Her profile was kind of sparse, but hopefully she responds. There's two others I'm going to hit up too probably tomorrow when I get home from work. One's a Texas girl (I love my Texans!) and the other is a pretty active girl from the west side of town, so could be a good match too.

So I'm pretty psyched! Still trying to find other possible outlets too. I think the online route might be best for now until I get used to it.

Also, one of my trainer's clients gave me a big compliment the other day after we ran in the mountains. She's a slightly older lady, but in great shape (married though, so off limits). She told my trainer "I want muscles like that James guy!" My trainer said she should have told me directly, since it would have given me a good boost of confidence, but even hearing it after the fact was still cool!

So yeah, pretty much over the BS from earlier, just going to avoid assholes from now on. As soon as someone is negative in my life, they're gone/ignored/avoided.

Wednesday, August 25, 2010

Cutting Ties and a New Year

Yesterday was my birthday, and for such a happy birthday, I got burned again.
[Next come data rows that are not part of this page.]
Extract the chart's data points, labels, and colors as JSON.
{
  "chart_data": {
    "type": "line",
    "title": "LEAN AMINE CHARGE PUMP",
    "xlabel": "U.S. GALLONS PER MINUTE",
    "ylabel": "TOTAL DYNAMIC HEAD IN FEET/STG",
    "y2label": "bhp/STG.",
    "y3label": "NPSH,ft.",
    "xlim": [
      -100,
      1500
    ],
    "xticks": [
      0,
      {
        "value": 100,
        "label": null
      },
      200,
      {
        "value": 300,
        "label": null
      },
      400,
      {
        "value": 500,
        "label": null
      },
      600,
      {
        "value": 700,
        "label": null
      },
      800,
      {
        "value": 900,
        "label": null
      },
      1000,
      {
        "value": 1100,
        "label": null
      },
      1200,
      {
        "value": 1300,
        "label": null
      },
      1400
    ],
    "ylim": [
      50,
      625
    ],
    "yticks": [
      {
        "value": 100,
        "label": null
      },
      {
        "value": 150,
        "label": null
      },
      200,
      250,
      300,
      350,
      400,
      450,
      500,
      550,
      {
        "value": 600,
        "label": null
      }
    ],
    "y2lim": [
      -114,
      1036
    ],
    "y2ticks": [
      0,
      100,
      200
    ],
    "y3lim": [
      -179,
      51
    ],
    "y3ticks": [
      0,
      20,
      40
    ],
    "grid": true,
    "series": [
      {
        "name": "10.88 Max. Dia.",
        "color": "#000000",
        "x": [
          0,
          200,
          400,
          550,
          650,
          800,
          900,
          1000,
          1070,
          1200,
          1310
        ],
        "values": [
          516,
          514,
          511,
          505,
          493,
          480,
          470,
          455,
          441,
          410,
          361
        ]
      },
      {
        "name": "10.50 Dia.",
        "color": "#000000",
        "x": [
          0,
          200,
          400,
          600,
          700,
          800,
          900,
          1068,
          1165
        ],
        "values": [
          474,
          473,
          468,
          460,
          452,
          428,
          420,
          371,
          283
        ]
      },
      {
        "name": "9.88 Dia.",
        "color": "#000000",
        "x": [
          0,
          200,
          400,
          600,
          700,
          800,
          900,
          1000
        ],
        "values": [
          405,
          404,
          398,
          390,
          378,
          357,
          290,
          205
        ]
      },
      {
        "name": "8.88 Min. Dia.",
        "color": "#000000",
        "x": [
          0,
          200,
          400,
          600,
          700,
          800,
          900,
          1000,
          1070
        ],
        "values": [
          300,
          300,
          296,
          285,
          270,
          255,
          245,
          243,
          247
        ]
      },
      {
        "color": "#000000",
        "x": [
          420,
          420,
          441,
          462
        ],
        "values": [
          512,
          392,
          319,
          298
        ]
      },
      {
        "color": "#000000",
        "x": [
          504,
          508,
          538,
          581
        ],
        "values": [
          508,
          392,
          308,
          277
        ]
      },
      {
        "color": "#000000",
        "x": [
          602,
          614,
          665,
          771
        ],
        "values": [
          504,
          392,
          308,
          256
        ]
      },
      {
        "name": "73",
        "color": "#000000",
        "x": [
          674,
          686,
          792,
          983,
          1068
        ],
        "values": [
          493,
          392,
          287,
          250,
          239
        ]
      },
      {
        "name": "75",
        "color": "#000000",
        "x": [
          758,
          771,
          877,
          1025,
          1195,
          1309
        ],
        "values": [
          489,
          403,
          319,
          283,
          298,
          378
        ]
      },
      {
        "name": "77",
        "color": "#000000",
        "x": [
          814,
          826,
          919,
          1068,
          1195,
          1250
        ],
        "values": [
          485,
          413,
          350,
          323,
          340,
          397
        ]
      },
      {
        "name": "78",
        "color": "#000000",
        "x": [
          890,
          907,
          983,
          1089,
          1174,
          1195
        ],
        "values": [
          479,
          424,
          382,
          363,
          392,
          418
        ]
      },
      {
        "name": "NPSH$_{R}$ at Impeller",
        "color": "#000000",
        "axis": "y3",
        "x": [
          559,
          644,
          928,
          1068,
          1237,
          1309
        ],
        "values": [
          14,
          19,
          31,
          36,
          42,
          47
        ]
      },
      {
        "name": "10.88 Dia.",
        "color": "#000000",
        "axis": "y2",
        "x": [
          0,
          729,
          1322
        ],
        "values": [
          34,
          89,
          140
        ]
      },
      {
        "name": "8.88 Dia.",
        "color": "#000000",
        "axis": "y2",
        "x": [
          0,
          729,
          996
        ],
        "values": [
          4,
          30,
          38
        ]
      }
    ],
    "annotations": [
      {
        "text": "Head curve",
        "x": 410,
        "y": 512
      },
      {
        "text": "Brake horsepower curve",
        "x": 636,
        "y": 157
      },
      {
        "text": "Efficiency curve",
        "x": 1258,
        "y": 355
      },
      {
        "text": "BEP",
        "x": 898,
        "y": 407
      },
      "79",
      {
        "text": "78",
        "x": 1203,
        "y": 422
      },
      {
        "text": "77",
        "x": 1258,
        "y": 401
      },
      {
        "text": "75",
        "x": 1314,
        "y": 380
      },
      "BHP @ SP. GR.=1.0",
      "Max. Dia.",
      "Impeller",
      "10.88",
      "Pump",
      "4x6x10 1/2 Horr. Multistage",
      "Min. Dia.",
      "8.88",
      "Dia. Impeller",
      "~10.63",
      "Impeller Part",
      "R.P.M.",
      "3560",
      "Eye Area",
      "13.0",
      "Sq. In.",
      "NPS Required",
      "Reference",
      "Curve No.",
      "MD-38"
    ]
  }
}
I thought maybe I could find supportive gay peeps that could understand and/or empathize for what I'm going through, but no, it doesn't exist. It's funny for as much as they tell me that going straight isn't just like flipping a switch (I never expected it to be that easy) that learning to accept homosexuality isn't as easy as flipping a switch either. It's not as easy as "get over it" or "grow a pair". If it were that easy, I wouldn't have put up with the last decade. But I did because I erroneously believed that somewhere somehow there had to be some genuine gay people out there who could accept me for me, understand and accept my differences, and understand the pain and hurt I've been through and understand that someone can't just get over it in a finger snap.

So I've cut ties with everyone gay in my life except my closest gay friends, one in DC and one here in Denver. I don't want to talk to gay people anymore, I don't want to associate with them, I don't want to be friends with them, and I don't want to deal with any of their bullshit from this point further. I've let myself get hurt for a decade, it's time to quit that shit and stand on my own two feet away from a "community" so hurtful and negative that it does nothing but depress me to the point of suicide. I kinda hoped I could have someone on the gay side help me through my homophobia, but no, no one is willing to give me the time or effort to understand WHY I'm homophobic and help me to overcome it. They just pile on the hate and pain, making my homophobia stronger.

So if that's all I have to expect, why bother? It's time to cut all the negativity out of my life, and for the 90% of my life that's going pretty damn good, this is that 10% that's holding me back from being a complete person.